Cautiously, I knelt down and gave Gatsby an encouraging praise and embrace. I warned them to be gentle and as they approached, but Gatsby leaned in to their little hands and begged to be petted. When one of the girls, too little to know the difference, was hitting more than petting, Gatsby just looked up at me with a trusting look on his face, then nudged at her hands, begging for more.
One of the girls, the oldest of the three, told me she had a dog walking business and asked if she could take Gatsby sometime. She told me how much she loved dogs, but that she couldn't have one of her own because her mother is allergic. Her mother, smiling down at us, told me this was how they made the best out of a sad situation: they couldn't get her a dog of her own, so they let her walk the neighborhood dogs (with supervision, of course).

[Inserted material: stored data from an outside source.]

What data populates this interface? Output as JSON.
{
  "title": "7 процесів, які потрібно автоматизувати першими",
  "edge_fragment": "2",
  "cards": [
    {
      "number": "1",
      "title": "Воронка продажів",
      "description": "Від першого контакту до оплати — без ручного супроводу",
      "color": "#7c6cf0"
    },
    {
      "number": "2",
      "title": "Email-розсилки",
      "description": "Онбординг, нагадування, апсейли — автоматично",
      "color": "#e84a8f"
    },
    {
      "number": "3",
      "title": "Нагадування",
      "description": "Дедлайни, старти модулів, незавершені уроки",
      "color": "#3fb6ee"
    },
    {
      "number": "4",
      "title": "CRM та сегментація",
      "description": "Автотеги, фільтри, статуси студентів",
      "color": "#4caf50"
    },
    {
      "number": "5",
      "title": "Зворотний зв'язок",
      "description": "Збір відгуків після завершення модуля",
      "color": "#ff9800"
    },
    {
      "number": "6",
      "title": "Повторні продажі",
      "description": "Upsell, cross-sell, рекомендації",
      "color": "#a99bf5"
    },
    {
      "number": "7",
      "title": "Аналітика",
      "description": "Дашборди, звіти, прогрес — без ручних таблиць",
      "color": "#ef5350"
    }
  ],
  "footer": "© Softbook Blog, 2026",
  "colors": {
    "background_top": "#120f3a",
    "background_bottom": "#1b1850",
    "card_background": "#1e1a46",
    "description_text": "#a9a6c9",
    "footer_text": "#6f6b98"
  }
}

Just like that sweet little girl with her dog walking business, Gatsby has shown me how to make the best out of a bad situation. It's funny, now that I have Gatsby around, I can't imagine life without him. I always find myself in awe of his spirit: no matter what happened in his past, he remains trusting and gentle. He could not be more different than Warner, yet I know in some weird way, Warner sent him to us. He reminds me daily that with just a little love and trust, new beginnings can be oh so sweet.
And now he gets to help bring joy to a little dog-loving girl's life. It doesn't get much better than that.